「なあ、綾目。もう先のない佳月に仕えるくらいなら、俺の所に来ないか?」

 目を細めて甘い笑みを浮かべながら誘いかけてくる希道様を、じっと見つめた。

「お前なら、特別に俺の伴侶として娶ってやろう」

 人間が神様の伴侶になるなんて、あり得る話なのだろうか。その軽薄そうな雰囲気のせいか、この人の語る内容はすべて嘘に聞こえてしまう。

「そ、それは!」

 イチさんが、大きな声をあげた。希道様に対して抗議の姿勢を見せたが、ハッとして前のめりになっていた身を引く。

 私に視線を向けた彼女は、なにかを言おうと口をもごもごさせたが、結局かける言葉が見つからなかったようだ。まるでなにかを堪えるように、小ぶりの手が力いっぱい握りしめられている。

「私は」

 声が震えてしまわないように、ぐっとお腹に力を込める。
 決して希道様から視線を逸らさず、ゆっくりと言葉を紡いだ。

「佳月様とイチさんのお傍にいます」
「はっ。佳月の最期は、もう目に見えてるんだぞ。そうなれば、イチも同じ道をたどる」

 ふたりがいなくなるという事実は、受けとめられていない。それに、後の話などそのときになってみなければわからない。大きな不安はあるが、ふたりが存在している以上はずっと傍にいたい。

 かつて佳月様を顧みなくなった村人たちのように、私まで彼から目を背けるなんて絶対にしたくない。運命は変えられないとしても、私は最後まで彼を見守っていたい。
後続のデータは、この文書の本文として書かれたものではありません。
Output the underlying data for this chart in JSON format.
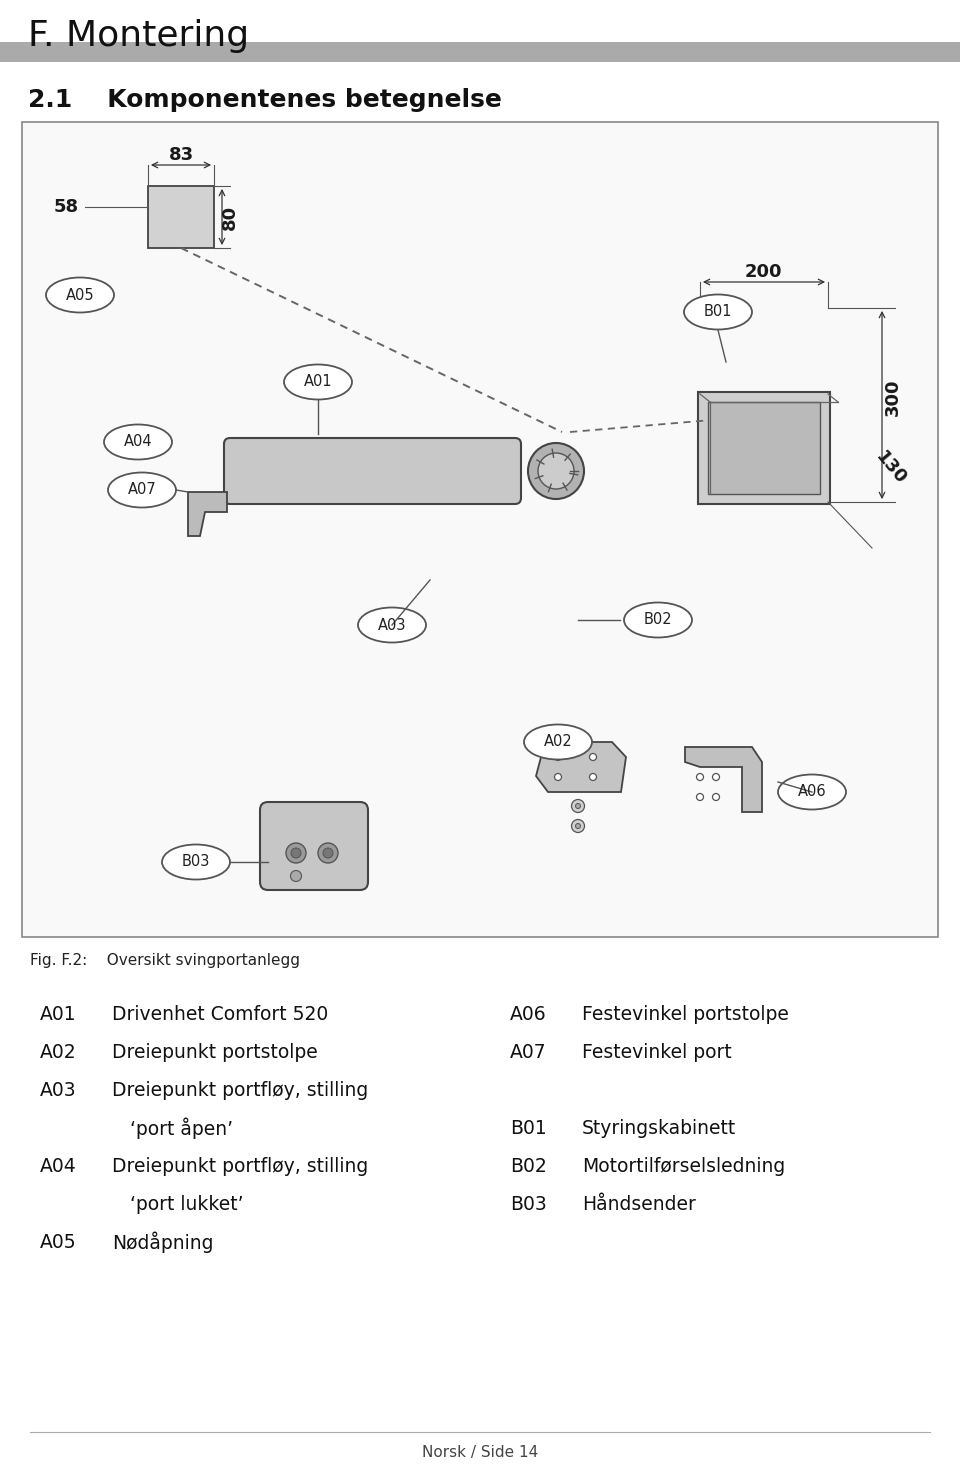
{
  "page_title": "F. Montering",
  "section_title": "2.1    Komponentenes betegnelse",
  "fig_caption": "Fig. F.2:    Oversikt svingportanlegg",
  "footer": "Norsk / Side 14",
  "bg_color": "#ffffff",
  "header_bar_color": "#aaaaaa",
  "left_items": [
    [
      "A01",
      "Drivenhet Comfort 520"
    ],
    [
      "A02",
      "Dreiepunkt portstolpe"
    ],
    [
      "A03",
      "Dreiepunkt portfløy, stilling"
    ],
    [
      "",
      "   ‘port åpen’"
    ],
    [
      "A04",
      "Dreiepunkt portfløy, stilling"
    ],
    [
      "",
      "   ‘port lukket’"
    ],
    [
      "A05",
      "Nødåpning"
    ]
  ],
  "right_items": [
    [
      "A06",
      "Festevinkel portstolpe"
    ],
    [
      "A07",
      "Festevinkel port"
    ],
    [
      "",
      ""
    ],
    [
      "B01",
      "Styringskabinett"
    ],
    [
      "B02",
      "Motortilførselsledning"
    ],
    [
      "B03",
      "Håndsender"
    ]
  ],
  "dims_tl": [
    "83",
    "80",
    "58"
  ],
  "dims_tr": [
    "200",
    "300",
    "130"
  ]
}
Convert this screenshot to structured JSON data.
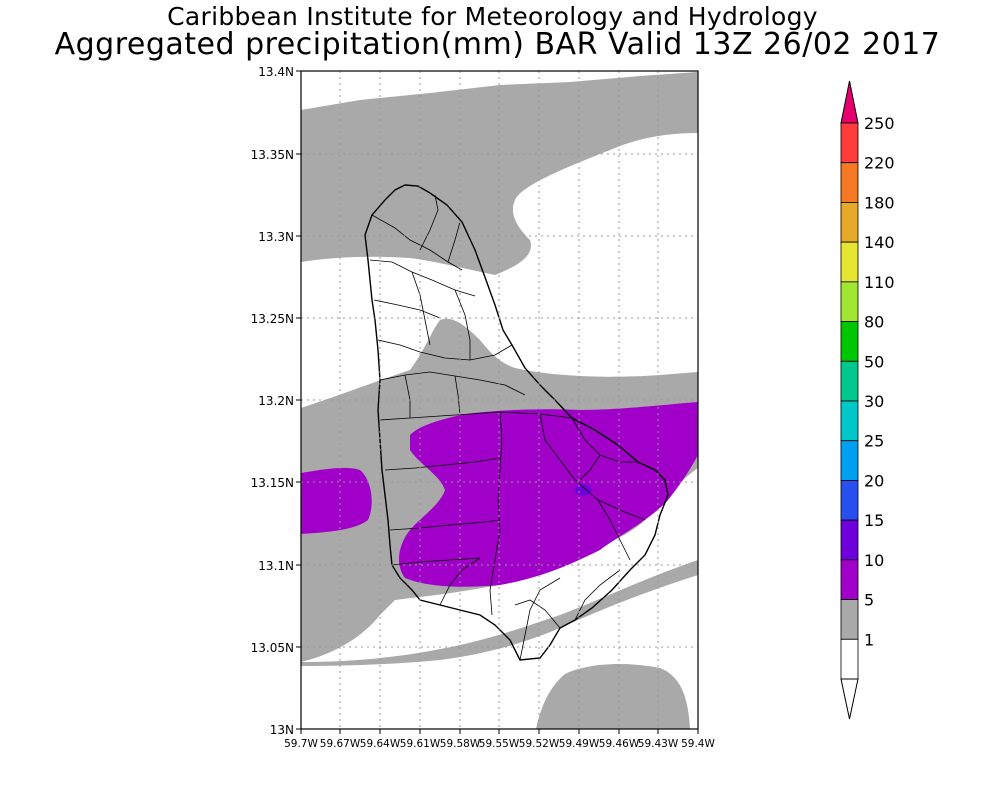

「人間でしかない私には、込み入った事情などわかりません。ですが私は、佳月様にお約束したんです。すぐに心変わりをする人間なんて信じられないかもしれませんが、佳月様は優しい神様だということを、私は何度だって伝え続けると」

 そのためにも、私は佳月に声の届く場所に居続けなければならない。

 はじめは、あの辛い日々から救ってもらった恩から抱いた気持ちだった。でも、今はその意味合いが違う。佳月様を愛しているから、もうこれ以上彼が孤独や絶望を味わないように、寄り添っていたい。

「ふうん。こんな愛想のない男といるなんて、どんなもの好きかと思ったが。なかなか気概のある娘じゃないか」

 希道様なりの褒め言葉だろうが、それを舌なめずりしながら言われては嬉しさなど微塵も感じない。